Source: Marketwatch
San Francisco— Gold futures closed above $610 an ounce Thursday to reach their strongest level in three weeks as some analysts bet that prices have bottomed in the wake of strong overseas demand.
"For the moment, there appear to be sufficient numbers of Asian buyers out there willing to acquire whatever gold flows onto the global market floors," said Jon Nadler, an investment products analyst at bullion dealers Kitco.com.
But "as much as the market has been lifted by the rising tide of Indian bullion demand, the bulls still have a lot of road ahead left to repave," he said.
"Indeed, until and unless the market can demonstrate serious consolidation above $640 or higher, there remains the threat of a hedge fund or two chopping values down in a swift, profit-motivated bailout."
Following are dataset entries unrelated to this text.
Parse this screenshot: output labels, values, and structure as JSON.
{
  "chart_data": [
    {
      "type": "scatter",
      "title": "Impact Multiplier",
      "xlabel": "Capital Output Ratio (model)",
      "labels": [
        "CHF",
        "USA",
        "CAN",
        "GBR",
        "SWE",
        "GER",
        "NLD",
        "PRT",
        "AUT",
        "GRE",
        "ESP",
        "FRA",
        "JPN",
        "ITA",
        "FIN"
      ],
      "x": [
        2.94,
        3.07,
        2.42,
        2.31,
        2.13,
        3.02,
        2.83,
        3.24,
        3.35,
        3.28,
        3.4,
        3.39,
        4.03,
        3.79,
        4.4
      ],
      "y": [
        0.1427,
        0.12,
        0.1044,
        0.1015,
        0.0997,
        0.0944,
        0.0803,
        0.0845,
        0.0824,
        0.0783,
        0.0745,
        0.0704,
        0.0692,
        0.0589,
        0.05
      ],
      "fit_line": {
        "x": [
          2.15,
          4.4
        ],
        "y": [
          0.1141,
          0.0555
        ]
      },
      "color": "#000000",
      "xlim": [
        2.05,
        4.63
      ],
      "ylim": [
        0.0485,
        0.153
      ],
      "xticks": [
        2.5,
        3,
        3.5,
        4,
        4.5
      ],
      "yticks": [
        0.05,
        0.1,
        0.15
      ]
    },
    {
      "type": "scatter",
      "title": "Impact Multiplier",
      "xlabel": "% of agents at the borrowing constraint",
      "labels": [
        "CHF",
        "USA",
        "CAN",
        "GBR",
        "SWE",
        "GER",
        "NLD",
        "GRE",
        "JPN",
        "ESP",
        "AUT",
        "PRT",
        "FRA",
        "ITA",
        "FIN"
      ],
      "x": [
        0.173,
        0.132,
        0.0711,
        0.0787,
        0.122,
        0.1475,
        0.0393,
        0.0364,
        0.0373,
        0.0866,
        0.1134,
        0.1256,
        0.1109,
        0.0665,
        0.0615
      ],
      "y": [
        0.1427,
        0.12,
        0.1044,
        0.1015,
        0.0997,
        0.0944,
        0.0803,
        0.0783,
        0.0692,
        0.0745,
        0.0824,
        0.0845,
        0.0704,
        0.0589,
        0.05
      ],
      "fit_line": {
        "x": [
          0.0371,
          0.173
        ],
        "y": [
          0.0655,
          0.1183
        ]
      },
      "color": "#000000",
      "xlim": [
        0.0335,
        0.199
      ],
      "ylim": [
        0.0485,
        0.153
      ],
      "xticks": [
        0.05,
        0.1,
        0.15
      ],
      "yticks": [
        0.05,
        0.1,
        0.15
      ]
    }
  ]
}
Gold for December delivery closed up $7.60 at $610.90 an ounce on the New York Mercantile Exchange, its highest finish since Sept. 8.
The contract closed above $600 an ounce Wednesday for the first time in two weeks, finding support in rallying energy prices and continued reports of strong physical demand from India during its wedding season.
Meanwhile, "the specter of Iranian recalcitrance has once again become visible in the geopolitical background, as the country's leaders boldly taunt the White House and the West, and declare that they have an 'inalienable' right to develop nuclear technology," said Nadler.
"Of course, this makes for nervous trigger fingers of more than one kind," he said, pointing out that market speculators in oil and gold, are "naturally first in line."
Crude futures moved higher Thursday with traders betting that ample supplies of oil and its products are likely to encourage the Organization of the Petroleum Exporting Countries to cut production quotas.
On a technical basis, December gold must log consecutive closes above the 20-day moving average of $605.30, said Dale Doelling, chief market technician at Trends In Commodities.
If that happens, gold should rally up to the $626-$638 area before meeting any significant resistance, he said.
"The recent turnaround in the energy complex is certainly a factor here and, if a bottom has been made, then look for increased volatility as the bulls and bears struggle for dominance in the pits," he warned.
Other metals closed higher, with the exception of copper, which saw its December contract fall 5.9 cents to $3.428 a pound.
December silver finished up 3.5 cents at $11.735 an ounce. October platinum rose $11 to $1,150 an ounce and December palladium climbed by $4.10 to $324.10 an ounce.
On the supply side, gold inventories were down 24.851 troy ounces at 7.89 million troy ounces as of late Wednesday, according to Nymex data. Silver supplies rose by 442,214 troy ounces to 105.3 million and copper supplies fell by 695 short tons to 20,855 short tons.
Metals-mining equities were little changed, with strength from the rise in the precious metals offset by weakness in the stock market.
Among the notables, shares of Apex Silver Mines were 3.5% higher at $16.66 but Agnico-Eagle Mines shares fell by 1.4% to $32.08.
The Philadelphia Gold and Silver Index traded at 130.61 and the Amex Gold Bugs Index stood at 305.36, with both down 0.1%. The CBOE Gold Index was nearly flat at 133.85.